Management Limitations May Hinder FAA’s Ability To Fully Implement and Assess the Effectiveness of Its Runway Safety Initiatives
Runway safety is a critical concern for the Federal Aviation Administration (FAA) due to the risks associated with operating aircraft, ground vehicles, and pedestrians in a confined space at considerably different speeds. Although the U.S. commercial aviation industry is experiencing one of the safest periods in its history, several high-profile runway safety incidents—known as runway incursions—have occurred. The Ranking Member of the House Subcommittee on Aviation requested that we examine FAA’s Runway Safety Program and actions underway to improve safety.

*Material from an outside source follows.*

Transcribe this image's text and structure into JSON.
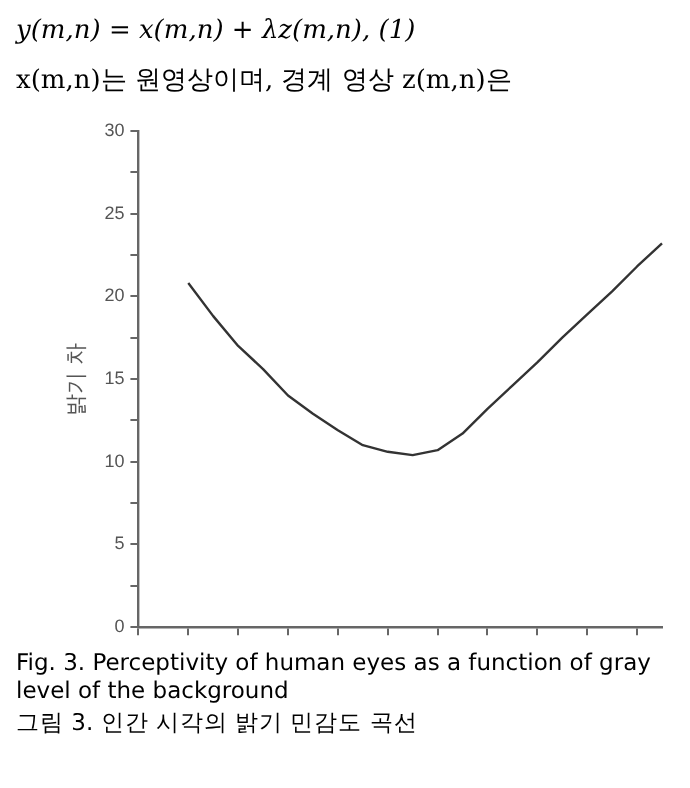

FAA has implemented 8 of the 11 initiatives in its 2007 Call to Action Plan for Runway Safety, as well as several other national-level initiatives. However, FAA began reorganizing the Runway Safety Group in 2011, and nearly 3 years later it remains in flux. FAA also lacks a baseline for measuring its progress in improving runway safety. In 2012, FAA revised the reporting process for runway incursions, which FAA indicates has increased the reporting of such events. However, the lack of metrics makes it uncertain if this represents an increase in the number of actual events.
To reverse the trend of the recent rise in runway incursions, we made five recommendations aimed at improving the effectiveness of FAA’s Runway Safety Program. FAA declined to provide detailed comments on our recommendations until after the report is issued.